Other species of Asian broadbills have been reported breeding cooperatively, but no helpers have been observed near black-and-yellow broadbill nests. A full clutch consists of two or three eggs, but some clutches contain an additional fourth runt egg. Eggs measure 22.9–24.1 x 17.4–19.7 mm in size and are oval-shaped with a slightly pointed narrow end. They are off-white to fawn pink with variable brown to purplish-brown flecking and underlying light purple spots. The flecking and spots occur all over the egg but are densest in a band around the broader end. Incubation is performed by both parents. The time period taken to incubate eggs and for chicks to fledge is not known.

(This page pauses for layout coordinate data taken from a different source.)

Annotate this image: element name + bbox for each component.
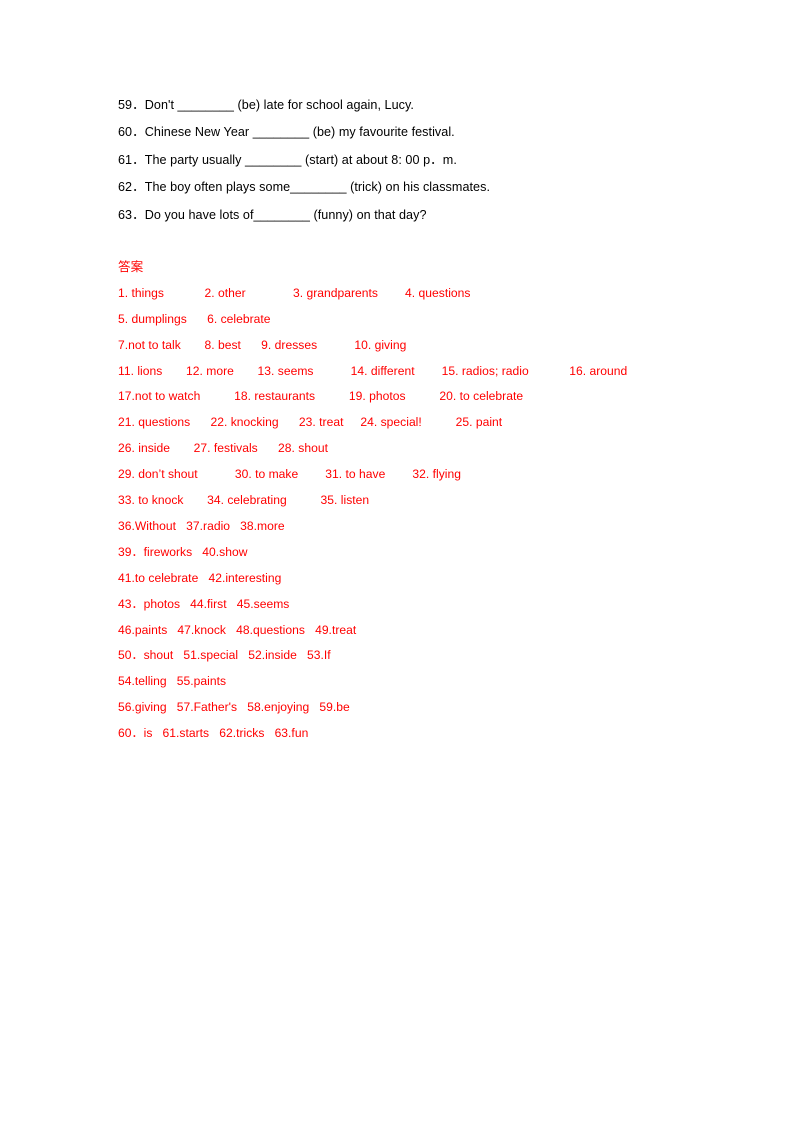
answer-line: 21. questions 22. knocking 23. treat 24.…	[118, 415, 503, 430]
answer-key-heading: 答案	[118, 260, 144, 274]
answer-line: 1. things 2. other 3. grandparents 4. qu…	[118, 285, 471, 300]
answer-line: 26. inside 27. festivals 28. shout	[118, 441, 328, 456]
answer-line: 33. to knock 34. celebrating 35. listen	[118, 493, 370, 508]
answer-line: 60．is 61.starts 62.tricks 63.fun	[118, 726, 309, 741]
question-line: 59．Don't ________ (be) late for school a…	[118, 98, 414, 112]
answer-line: 7.not to talk 8. best 9. dresses 10. giv…	[118, 337, 407, 352]
answer-line: 11. lions 12. more 13. seems 14. differe…	[118, 363, 628, 378]
answer-line: 46.paints 47.knock 48.questions 49.treat	[118, 622, 357, 637]
questions-section: 59．Don't ________ (be) late for school a…	[118, 92, 718, 229]
question-line: 61．The party usually ________ (start) at…	[118, 152, 457, 167]
document-page: 59．Don't ________ (be) late for school a…	[0, 0, 794, 1123]
answer-line: 54.telling 55.paints	[118, 674, 227, 689]
answer-line: 56.giving 57.Father's 58.enjoying 59.be	[118, 700, 350, 715]
answer-line: 29. don’t shout 30. to make 31. to have …	[118, 467, 461, 482]
answer-line: 43．photos 44.first 45.seems	[118, 596, 290, 611]
question-line: 62．The boy often plays some________ (tri…	[118, 180, 491, 195]
answer-line: 17.not to watch 18. restaurants 19. phot…	[118, 389, 524, 404]
question-line: 60．Chinese New Year ________ (be) my fav…	[118, 125, 455, 140]
answer-key-section: 答案 1. things 2. other 3. grandparents 4.…	[118, 255, 698, 747]
answer-line: 39．fireworks 40.show	[118, 544, 248, 559]
question-line: 63．Do you have lots of________ (funny) o…	[118, 207, 427, 222]
answer-line: 36.Without 37.radio 38.more	[118, 518, 285, 533]
answer-line: 41.to celebrate 42.interesting	[118, 570, 282, 585]
answer-line: 5. dumplings 6. celebrate	[118, 311, 271, 326]
answer-line: 50．shout 51.special 52.inside 53.If	[118, 648, 331, 663]
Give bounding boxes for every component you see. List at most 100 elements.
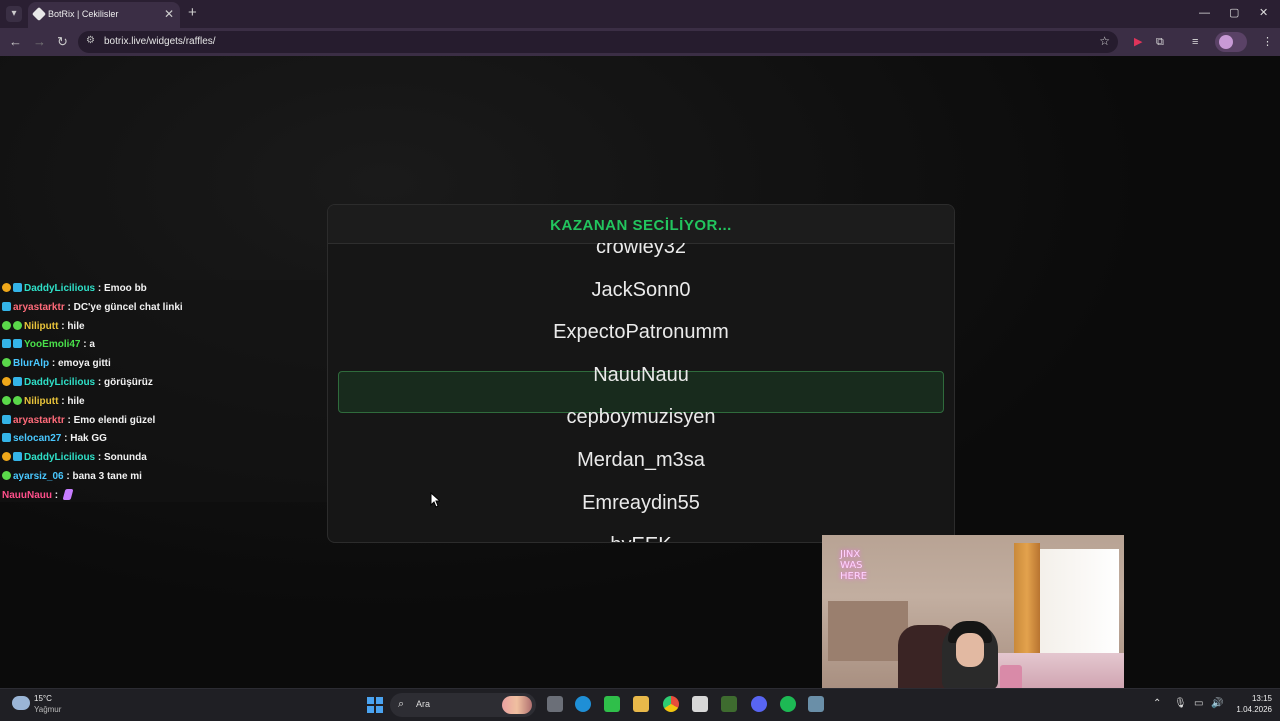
- raffle-name: cepboymuzisyen: [566, 406, 716, 429]
- task-view-icon[interactable]: [547, 696, 563, 712]
- raffle-name: JackSonn0: [591, 278, 691, 301]
- blue-badge-icon: [2, 301, 11, 311]
- green-app-icon[interactable]: [604, 696, 620, 712]
- start-button[interactable]: [367, 697, 383, 713]
- chat-message: NauuNauu :: [2, 487, 74, 505]
- chat-message: BlurAlp : emoya gitti: [2, 355, 111, 373]
- chat-message: DaddyLicilious : Emoo bb: [2, 280, 147, 298]
- gold-badge-icon: [2, 283, 11, 292]
- minimize-button[interactable]: —: [1199, 6, 1210, 20]
- chat-username[interactable]: ayarsiz_06: [13, 471, 64, 482]
- chat-text: : a: [80, 339, 95, 351]
- tray-chevron-icon[interactable]: ⌃: [1153, 697, 1161, 711]
- chat-username[interactable]: DaddyLicilious: [24, 283, 95, 294]
- gold-badge-icon: [2, 377, 11, 386]
- extensions-puzzle-icon[interactable]: ⧉: [1156, 35, 1164, 49]
- blue-badge-icon: [13, 283, 22, 292]
- network-icon[interactable]: ▭: [1194, 697, 1203, 711]
- bookmark-star-icon[interactable]: ☆: [1099, 34, 1110, 48]
- taskbar-search[interactable]: ⌕ Ara: [390, 693, 536, 717]
- chat-text: : DC'ye güncel chat linki: [64, 301, 183, 313]
- weather-temperature: 15°C: [34, 694, 52, 703]
- windows-taskbar: 15°C Yağmur ⌕ Ara ⌃ 🎙 ▭ 🔊 13:15 1.04.202…: [0, 688, 1280, 721]
- raffle-name-reel: crowley32 JackSonn0 ExpectoPatronumm NauuNa…: [328, 243, 954, 542]
- browser-tab[interactable]: BotRix | Cekilisler ✕: [28, 2, 180, 28]
- browser-toolbar: ← → ↻ ⚙ botrix.live/widgets/raffles/ ☆ ▶…: [0, 28, 1280, 56]
- new-tab-button[interactable]: +: [188, 5, 197, 21]
- chat-text: : Sonunda: [95, 452, 147, 464]
- green-badge-icon: [13, 320, 22, 330]
- minecraft-icon[interactable]: [721, 696, 737, 712]
- streamer-face: [956, 633, 984, 667]
- edge-icon[interactable]: [575, 696, 591, 712]
- tab-search-button[interactable]: ▾: [6, 6, 22, 22]
- cloud-rain-icon: [12, 696, 30, 710]
- spotify-icon[interactable]: [780, 696, 796, 712]
- raffle-header: KAZANAN SECİLİYOR...: [328, 205, 954, 244]
- microphone-icon[interactable]: 🎙: [1174, 697, 1187, 711]
- chat-text: : hile: [58, 395, 85, 407]
- tab-close-icon[interactable]: ✕: [164, 7, 174, 21]
- chat-message: Niliputt : hile: [2, 318, 85, 336]
- blue-badge-icon: [13, 377, 22, 386]
- blue-badge-icon: [13, 339, 22, 349]
- discord-icon[interactable]: [751, 696, 767, 712]
- chat-username[interactable]: aryastarktr: [13, 415, 65, 426]
- raffle-widget: KAZANAN SECİLİYOR... crowley32 JackSonn0 E…: [327, 204, 955, 543]
- botrix-favicon-icon: [31, 6, 47, 22]
- settings-app-icon[interactable]: [808, 696, 824, 712]
- extension-play-icon[interactable]: ▶: [1134, 35, 1142, 49]
- chat-text: : görüşürüz: [95, 377, 153, 388]
- profile-button[interactable]: [1215, 32, 1247, 52]
- address-bar[interactable]: ⚙ botrix.live/widgets/raffles/ ☆: [78, 31, 1118, 53]
- reload-icon[interactable]: ↻: [57, 34, 68, 50]
- chat-message: aryastarktr : Emo elendi güzel: [2, 412, 155, 430]
- chat-message: selocan27 : Hak GG: [2, 430, 107, 448]
- chrome-icon[interactable]: [663, 696, 679, 712]
- close-window-button[interactable]: ✕: [1259, 6, 1268, 20]
- file-explorer-icon[interactable]: [633, 696, 649, 712]
- media-control-icon[interactable]: ≡: [1192, 35, 1198, 49]
- chat-username[interactable]: Niliputt: [24, 321, 58, 332]
- forward-icon[interactable]: →: [33, 34, 46, 50]
- webcam-overlay: JINX WAS HERE: [822, 535, 1124, 690]
- chat-username[interactable]: BlurAlp: [13, 358, 49, 369]
- raffle-name: ExpectoPatronumm: [553, 321, 729, 344]
- chat-username[interactable]: aryastarktr: [13, 302, 65, 313]
- gold-badge-icon: [2, 452, 11, 462]
- store-icon[interactable]: [692, 696, 708, 712]
- chat-username[interactable]: YooEmoli47: [24, 339, 81, 350]
- mouse-cursor-icon: [430, 492, 440, 508]
- volume-icon[interactable]: 🔊: [1211, 697, 1223, 711]
- chat-text: :: [52, 489, 59, 501]
- chat-text: : bana 3 tane mi: [63, 471, 142, 482]
- chat-text: : hile: [58, 320, 85, 332]
- browser-menu-icon[interactable]: ⋮: [1262, 35, 1273, 49]
- chat-message: Niliputt : hile: [2, 393, 85, 411]
- browser-tab-bar: ▾ BotRix | Cekilisler ✕ + — ▢ ✕: [0, 0, 1280, 28]
- maximize-button[interactable]: ▢: [1229, 6, 1239, 20]
- raffle-name: NauuNauu: [593, 363, 689, 386]
- green-badge-icon: [13, 395, 22, 405]
- chat-message: DaddyLicilious : Sonunda: [2, 449, 147, 467]
- avatar: [1219, 35, 1233, 49]
- blue-badge-icon: [13, 452, 22, 462]
- chat-username[interactable]: DaddyLicilious: [24, 377, 95, 388]
- chat-text: : Emo elendi güzel: [64, 414, 156, 426]
- back-icon[interactable]: ←: [9, 34, 22, 50]
- address-url[interactable]: botrix.live/widgets/raffles/: [104, 36, 216, 47]
- chat-text: : emoya gitti: [49, 358, 111, 370]
- raffle-name: Emreaydin55: [582, 491, 700, 514]
- chat-username[interactable]: DaddyLicilious: [24, 452, 95, 463]
- green-badge-icon: [2, 395, 11, 405]
- site-info-icon[interactable]: ⚙: [86, 35, 95, 46]
- chat-message: DaddyLicilious : görüşürüz: [2, 374, 153, 392]
- search-highlight-icon: [502, 696, 532, 714]
- clock-time: 13:15: [1251, 694, 1272, 703]
- chat-message: ayarsiz_06 : bana 3 tane mi: [2, 468, 142, 486]
- chat-username[interactable]: NauuNauu: [2, 490, 52, 501]
- green-badge-icon: [2, 358, 11, 368]
- chat-username[interactable]: selocan27: [13, 433, 61, 444]
- clock-date: 1.04.2026: [1236, 705, 1272, 714]
- chat-username[interactable]: Niliputt: [24, 396, 58, 407]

The Indian cuckoo has been recorded as a brood parasite of the species, which may also be parasitised by other species of cuckoos. In Borneo, black-and-yellow broadbills have also been observed defending their nest from Prevost's squirrels who were foraging on a nearby vine.

===Parasites===
In Thailand, the black-and-yellow broadbill has been recorded being parasitised by the chewing louse Guimaraesiella latirostris, of which it is the type host. It has also been recorded as a host of the mite Harpypalpus holopus, although this is a doubtful record.

==Status==
The black-and-yellow broadbill is listed as being near-threatened by the International Union for Conservation of Nature (IUCN) on the IUCN Red List. Its population is thought to be declining fairly quickly due to habitat loss caused by logging, land conversion, and wildfires. The effect of habitat loss on the species may have been reduced due to its tolerance of secondary forest. It was previously common throughout its range and is still locally common in areas with suitable habitat. It is likely to survive in the long-term only in protected areas and higher-lying forests in spite of its tolerance of degraded habitat.